For the 038, I would run them at ~20-22 watts. No more. But that’s just me.

(The whitepaper for the 038 shows electro optical characteristics on page three, measured at about 19 watts - they chose those voltage and amperage values because that’s where the COBs perform best, regarding Lm/w) https://www.light.fi/assets/files/151210-CLU038-1206C4[Ra90-Below-B.B.L.]-DataSheet.pdf

2 Likes

The thread is talking good wattage for cheap £ brother. That’s the information I was relaying. I understand the principles. But those stack up to costly principles :joy: those who know. Know. And you know bro :sweat_smile:

3 Likes

Costly in comparison to what, though?

My 5 COBs plus Meanwell driver cost less than my POS Meizhi Reflector 450 - they put out over double the lumens and use 10 watts less power. To me, that’s incredible value.

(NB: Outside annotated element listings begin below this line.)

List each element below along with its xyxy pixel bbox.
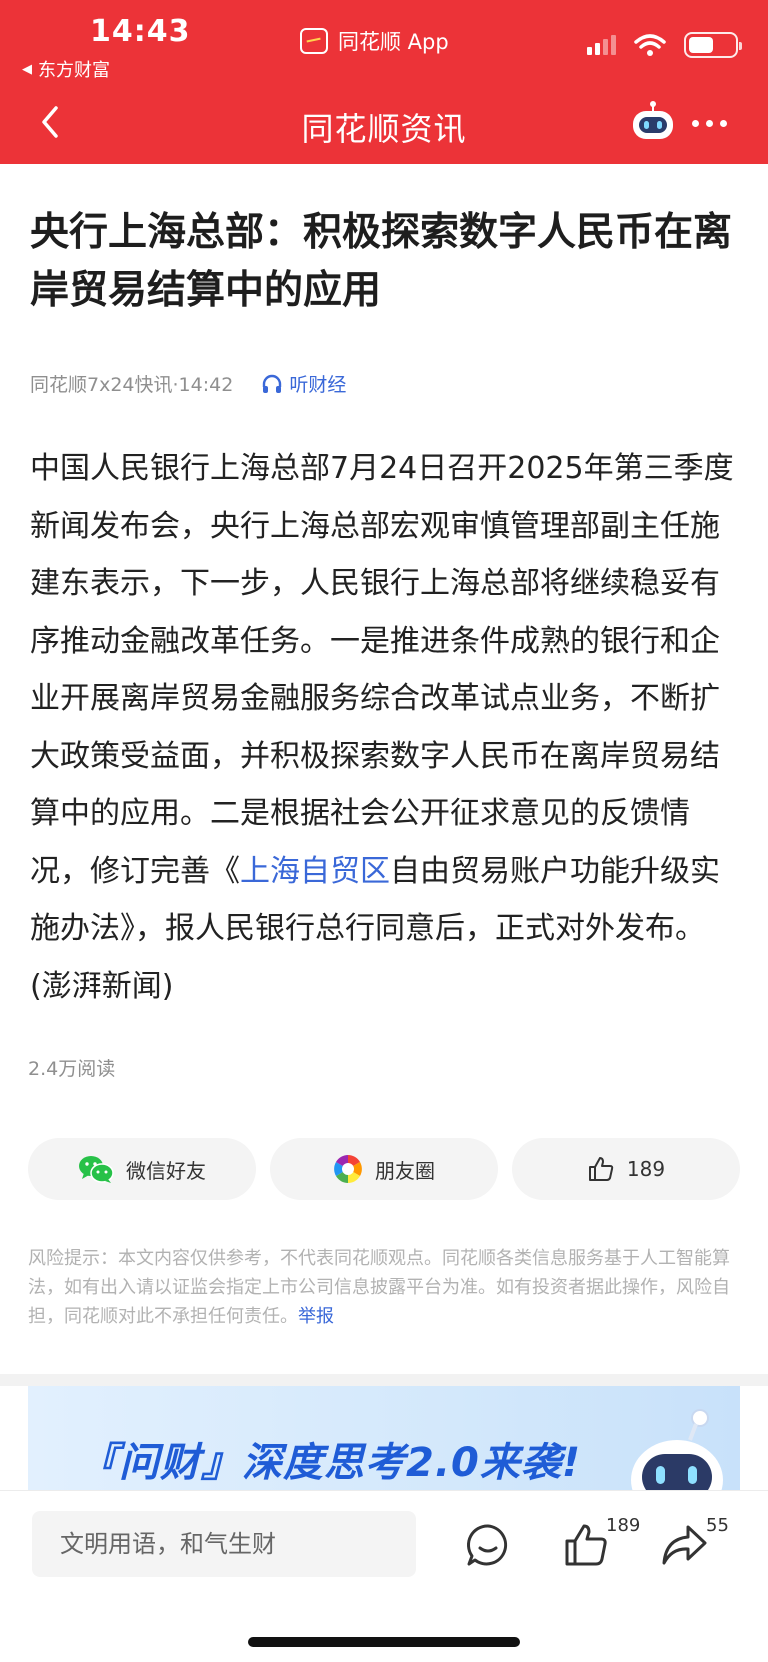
article-body: 中国人民银行上海总部7月24日召开2025年第三季度新闻发布会，央行上海总部宏观… [30, 440, 742, 1015]
wifi-icon [634, 34, 666, 56]
like-count: 189 [626, 1157, 666, 1181]
report-link[interactable]: 举报 [298, 1306, 334, 1327]
article-title: 央行上海总部：积极探索数字人民币在离岸贸易结算中的应用 [30, 210, 733, 313]
app-indicator: 同花顺 App [300, 26, 449, 56]
read-count: 2.4万阅读 [28, 1058, 116, 1080]
battery-icon [684, 32, 742, 58]
risk-disclaimer: 风险提示：本文内容仅供参考，不代表同花顺观点。同花顺各类信息服务基于人工智能算法… [28, 1244, 740, 1331]
status-icons [587, 32, 742, 58]
section-divider [0, 1374, 768, 1386]
back-app-label: 东方财富 [38, 60, 110, 81]
app-icon [300, 28, 328, 54]
back-triangle-icon: ◀ [22, 61, 32, 77]
listen-button[interactable]: 听财经 [261, 370, 346, 397]
app-indicator-label: 同花顺 App [338, 30, 449, 54]
article-meta: 同花顺7x24快讯·14:42 听财经 [30, 370, 346, 397]
promo-banner[interactable]: 『问财』深度思考2.0来袭! [28, 1386, 740, 1490]
bottom-like-icon[interactable] [562, 1521, 610, 1569]
promo-banner-text: 『问财』深度思考2.0来袭! [78, 1440, 582, 1486]
bottom-action-bar: 189 55 [0, 1490, 768, 1662]
cellular-signal-icon [587, 35, 616, 55]
thumbs-up-icon [588, 1157, 614, 1181]
body-text-part1: 中国人民银行上海总部7月24日召开2025年第三季度新闻发布会，央行上海总部宏观… [30, 451, 734, 889]
article-source: 同花顺7x24快讯·14:42 [30, 374, 234, 396]
wechat-icon [79, 1156, 114, 1183]
share-icon[interactable] [660, 1521, 708, 1569]
disclaimer-text: 风险提示：本文内容仅供参考，不代表同花顺观点。同花顺各类信息服务基于人工智能算法… [28, 1248, 730, 1327]
more-icon[interactable] [692, 108, 732, 138]
comment-icon[interactable] [464, 1521, 512, 1569]
home-indicator[interactable] [248, 1637, 520, 1647]
share-moments-button[interactable]: 朋友圈 [270, 1138, 498, 1200]
back-to-app-link[interactable]: ◀ 东方财富 [22, 56, 110, 82]
share-wechat-button[interactable]: 微信好友 [28, 1138, 256, 1200]
status-time: 14:43 [90, 14, 191, 49]
bottom-like-count: 189 [606, 1515, 641, 1536]
listen-label: 听财经 [289, 374, 347, 396]
comment-input[interactable] [32, 1511, 416, 1577]
share-moments-label: 朋友圈 [375, 1158, 435, 1183]
banner-robot-icon [631, 1409, 723, 1490]
headphones-icon [263, 374, 282, 393]
app-header: 14:43 ◀ 东方财富 同花顺 App 同花顺资讯 [0, 0, 768, 164]
topic-link-shanghai-ftz[interactable]: 上海自贸区 [240, 854, 390, 889]
share-wechat-label: 微信好友 [126, 1158, 206, 1183]
robot-icon[interactable] [630, 100, 676, 142]
like-button[interactable]: 189 [512, 1138, 740, 1200]
share-count: 55 [706, 1515, 729, 1536]
share-row: 微信好友 朋友圈 189 [28, 1138, 740, 1200]
moments-icon [334, 1155, 362, 1183]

Not arguing, just very interested in all this, you know?

2 Likes

Costly in comparison to buying twice as many chips to run the same wattage. So more holders. More screws. More heatsink. All stacks up. I’m not arguing either just stating my opinion on what I’ve learned so far in my own light building adventure. And the market research I’ve had to do when building for other members/customers ha

1 Like

Efficiency drops exponentially between 50% and 100% power, mate. Unless you get free electricity, this is something to consider. Not to mention longevity of the COBs.

Also, holders/screws aren’t a necessity (I used kapton tape) and the OP said he already has plenty of heat sink material.

Just my 2 Canadian cents worth. I’ll leave it at that.

1 Like

Evidently not grasping what I’m saying.